Dublin is a city where old meets new on every corner. The European offices of the world’s great technology companies border the same docklands along the River Liffey as buildings that have counted thousands more tides on these waters.
Now, more than ever, Dublin is in a state of growth and flux. As Brexit talks continue (or not), Frankfurt, Amsterdam, Madrid and Dublin look set to gain financial and cultural prominence, with the Irish capital emerging as an early front runner.
Dublin is also extremely proud of its history and somewhat resistant to change. State-run energy company ESB faces renewed backlash for demolishing 16 buildings on the Georgian Mile and there’s a sense that the legacies of Irish luminaries weigh heavy on the conscience of its citizens.
The weathered busts of Trinity College provosts, Irish revolutionaries, and playwrights and poets stare out towards Leinster House (the seat of Irish parliament) from Merrion Square Park. The largest of all is reserved for Oscar Wilde, who once said: ‘What is a cynic? A man who knows the price of everything and the value of nothing.’
The legendary wit is there to remind those charged with power that the most important aspects of culture can’t be measured in euros and cents. Just around the corner on St Stephen’s Green, The Little Museum of Dublin is a great example of this.
The four-storey Georgian townhouse is home to a remarkable collection of everyday items donated by the Irish public, painting a vivid picture of life in the 20th century. There’s one room dedicated to headlines from The Irish Times, another to a collection of letters belonging to 10-time Lord Mayor Alfie Byrne and another still to charting the rise of rockers U2, arguably Ireland’s most famous band.
One of the museum’s most priceless items is a music stand tucked away in a quiet corner. Although relatively inauspicious-looking, the stand was once used by John F Kennedy as a lectern during a historic address to the Dáil (Ireland’s parliament) on June 28, 1963. Less than six months later, President Kennedy was dead.
Like 21 other American presidents throughout history, Kennedy claimed Irish heritage. Across town at EPIC, visitors can learn the story of Irish diaspora over 800 years. Some of the claims made by the Irish Emigration Museum seem more plausible than others. By the time we’d reached Rihanna it felt like a bit of a stretch.
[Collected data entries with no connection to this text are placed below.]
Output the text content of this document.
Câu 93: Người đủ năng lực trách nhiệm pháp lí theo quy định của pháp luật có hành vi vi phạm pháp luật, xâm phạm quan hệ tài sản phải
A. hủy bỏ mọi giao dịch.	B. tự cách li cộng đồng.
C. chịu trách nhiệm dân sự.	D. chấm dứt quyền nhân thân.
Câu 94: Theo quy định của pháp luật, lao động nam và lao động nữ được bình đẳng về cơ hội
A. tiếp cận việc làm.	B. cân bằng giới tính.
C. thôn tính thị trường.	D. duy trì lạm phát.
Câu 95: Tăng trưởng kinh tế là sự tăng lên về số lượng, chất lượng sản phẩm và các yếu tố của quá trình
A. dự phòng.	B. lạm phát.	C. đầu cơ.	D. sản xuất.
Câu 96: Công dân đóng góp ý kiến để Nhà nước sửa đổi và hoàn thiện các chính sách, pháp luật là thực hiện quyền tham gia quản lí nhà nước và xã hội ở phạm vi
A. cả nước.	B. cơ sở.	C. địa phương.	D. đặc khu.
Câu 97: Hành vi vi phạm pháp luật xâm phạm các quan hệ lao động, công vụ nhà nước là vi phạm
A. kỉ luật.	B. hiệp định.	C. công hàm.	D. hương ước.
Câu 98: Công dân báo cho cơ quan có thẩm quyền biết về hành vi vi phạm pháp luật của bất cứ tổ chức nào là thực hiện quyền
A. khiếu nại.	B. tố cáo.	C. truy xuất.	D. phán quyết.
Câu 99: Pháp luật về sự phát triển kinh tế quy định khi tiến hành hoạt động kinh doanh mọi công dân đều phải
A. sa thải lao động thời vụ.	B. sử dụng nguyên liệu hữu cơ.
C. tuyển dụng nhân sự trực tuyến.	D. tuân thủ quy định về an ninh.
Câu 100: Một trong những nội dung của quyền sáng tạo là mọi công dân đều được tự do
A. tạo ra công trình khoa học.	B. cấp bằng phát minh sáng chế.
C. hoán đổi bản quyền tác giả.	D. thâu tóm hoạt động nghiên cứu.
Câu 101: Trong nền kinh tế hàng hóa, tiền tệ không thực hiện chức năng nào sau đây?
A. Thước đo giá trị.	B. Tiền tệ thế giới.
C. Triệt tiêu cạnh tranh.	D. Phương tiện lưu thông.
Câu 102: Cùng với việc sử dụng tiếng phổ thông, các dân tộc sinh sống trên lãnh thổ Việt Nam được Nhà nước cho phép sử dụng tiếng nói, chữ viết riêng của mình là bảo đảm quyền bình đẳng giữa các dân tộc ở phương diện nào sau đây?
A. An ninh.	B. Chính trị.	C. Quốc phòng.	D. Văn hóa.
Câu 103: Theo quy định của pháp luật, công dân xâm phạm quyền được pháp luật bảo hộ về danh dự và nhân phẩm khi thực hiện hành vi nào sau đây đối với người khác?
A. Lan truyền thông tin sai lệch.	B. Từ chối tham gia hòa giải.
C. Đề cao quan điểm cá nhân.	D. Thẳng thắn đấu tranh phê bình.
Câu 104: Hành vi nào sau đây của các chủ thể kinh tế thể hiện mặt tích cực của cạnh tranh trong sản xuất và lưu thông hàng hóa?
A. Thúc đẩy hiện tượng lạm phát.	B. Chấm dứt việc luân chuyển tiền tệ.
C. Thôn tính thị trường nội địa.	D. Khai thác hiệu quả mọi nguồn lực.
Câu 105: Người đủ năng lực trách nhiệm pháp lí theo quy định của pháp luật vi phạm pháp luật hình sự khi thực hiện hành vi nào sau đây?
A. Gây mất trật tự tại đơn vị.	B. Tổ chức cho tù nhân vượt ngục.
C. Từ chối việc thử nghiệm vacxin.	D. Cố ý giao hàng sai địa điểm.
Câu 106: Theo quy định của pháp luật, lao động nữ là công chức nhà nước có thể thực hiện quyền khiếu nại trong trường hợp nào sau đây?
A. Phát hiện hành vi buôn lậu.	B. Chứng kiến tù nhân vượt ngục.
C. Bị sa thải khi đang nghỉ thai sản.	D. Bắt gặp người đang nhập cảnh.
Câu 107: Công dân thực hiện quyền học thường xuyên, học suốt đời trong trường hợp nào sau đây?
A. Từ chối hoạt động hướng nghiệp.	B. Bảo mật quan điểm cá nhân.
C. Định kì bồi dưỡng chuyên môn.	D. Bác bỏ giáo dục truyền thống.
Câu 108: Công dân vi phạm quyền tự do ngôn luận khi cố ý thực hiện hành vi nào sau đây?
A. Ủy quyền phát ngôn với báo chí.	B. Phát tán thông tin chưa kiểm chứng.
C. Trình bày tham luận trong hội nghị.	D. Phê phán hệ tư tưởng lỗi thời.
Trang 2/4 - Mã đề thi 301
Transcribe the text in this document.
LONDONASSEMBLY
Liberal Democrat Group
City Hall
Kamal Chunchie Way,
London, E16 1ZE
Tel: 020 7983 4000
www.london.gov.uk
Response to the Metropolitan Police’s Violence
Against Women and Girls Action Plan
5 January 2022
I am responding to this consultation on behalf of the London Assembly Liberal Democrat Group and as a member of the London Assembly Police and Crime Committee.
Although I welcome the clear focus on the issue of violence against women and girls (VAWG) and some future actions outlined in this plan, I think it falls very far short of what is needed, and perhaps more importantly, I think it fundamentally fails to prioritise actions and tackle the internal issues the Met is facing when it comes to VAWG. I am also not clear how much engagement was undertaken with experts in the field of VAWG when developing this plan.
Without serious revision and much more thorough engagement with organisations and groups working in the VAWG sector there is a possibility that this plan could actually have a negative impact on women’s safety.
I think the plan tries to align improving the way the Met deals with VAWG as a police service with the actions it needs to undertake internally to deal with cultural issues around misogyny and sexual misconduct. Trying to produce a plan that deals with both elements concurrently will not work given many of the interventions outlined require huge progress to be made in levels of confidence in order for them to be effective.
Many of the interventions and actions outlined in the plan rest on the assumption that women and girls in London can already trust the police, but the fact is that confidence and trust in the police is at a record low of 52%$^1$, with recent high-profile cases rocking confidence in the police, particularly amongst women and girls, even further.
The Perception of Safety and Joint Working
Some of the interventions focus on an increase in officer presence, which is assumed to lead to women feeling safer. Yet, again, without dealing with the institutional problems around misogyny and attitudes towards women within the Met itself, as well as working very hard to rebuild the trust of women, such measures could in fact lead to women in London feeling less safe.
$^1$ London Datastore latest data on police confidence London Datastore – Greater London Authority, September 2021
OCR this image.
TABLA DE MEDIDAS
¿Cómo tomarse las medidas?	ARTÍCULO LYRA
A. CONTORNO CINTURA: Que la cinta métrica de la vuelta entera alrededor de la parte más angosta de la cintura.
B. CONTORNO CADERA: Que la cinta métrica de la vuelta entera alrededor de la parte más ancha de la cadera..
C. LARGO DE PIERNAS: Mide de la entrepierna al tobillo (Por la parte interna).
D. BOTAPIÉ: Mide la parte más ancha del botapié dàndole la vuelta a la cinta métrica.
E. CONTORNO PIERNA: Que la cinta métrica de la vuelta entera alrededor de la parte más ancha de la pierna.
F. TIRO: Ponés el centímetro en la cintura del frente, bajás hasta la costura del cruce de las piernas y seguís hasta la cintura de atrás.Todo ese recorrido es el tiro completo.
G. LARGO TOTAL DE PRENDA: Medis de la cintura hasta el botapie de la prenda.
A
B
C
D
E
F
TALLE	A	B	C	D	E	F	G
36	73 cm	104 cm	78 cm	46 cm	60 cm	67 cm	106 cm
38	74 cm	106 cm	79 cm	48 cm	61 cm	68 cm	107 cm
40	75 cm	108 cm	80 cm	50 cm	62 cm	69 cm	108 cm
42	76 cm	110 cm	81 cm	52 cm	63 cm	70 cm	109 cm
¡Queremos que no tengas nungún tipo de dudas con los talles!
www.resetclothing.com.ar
Stories of emigrants include Annie Moore, the first person to be processed at US immigration station Ellis Island, legendary painter Francis Bacon, who left Dublin for London (although spent many of his formative years moving between Ireland and England), and Patrick Lynch, who left in the mid-18th century for Argentina and whose great-great-great-great grandson was none other than Che Guevara, one of the 20th century’s most important revolutionary figures.
Some 40,000 Irish emigrated to Argentina during the 19th century – mostly the second, third or fourth children of farmers who didn’t stand to inherit anything. In 2013 Ireland had the highest number of doctors working abroad – nearly half of all living outside the country. Today the opposite is true and people from across Europe and the wider world are crossing the Irish Sea with their sights set on Dublin.
Perhaps the best example of the old meeting the new can be found at the National Gallery of Ireland. Closed for six years for refurbishment, it finally relaunched six months ago with an exhibition dedicated to Dutch master Johannes Vermeer. Architects Heneghan Peng reopened forgotten windows and re-imagined a lightwell as a courtyard which, in their words, allows the gallery ‘to breathe again’.
The avant-garde architecture has kept remnants of the original building, creating unusual pockets of space. The towering foyer looks as if it’s been scored with a giant knife, as though the building is about to fold in on itself like an enormous piece of origami.
Inside, there are exhibitions dedicated to the ‘aftermath’ war landscapes of William Orpen, the romantic works of Frederic William Burton and a sizeable collection of modern European art by icons such as Pablo Picasso, Pierre-Auguste Renoir and Claude Monet.
The recently renovated new wings also house some astounding stained-glass windows, pastoral paintings depicting rural life in 19th-century Connemara (the coastal town that inspired a great many artworks) and a vast collection of work by one of Ireland’s most revered artists, Jack B Yeats.
As if to consolidate a whirlwind 24 hours in Dublin, Culture Trip took a vintage tea tour aboard an old London Routemaster bus. From the luxury of this twee carriage we saw Phoenix Park – the largest city park in Europe – and drove past the enormous Guinness Brewery, which continues to make one of the country’s biggest exports. Some things never change.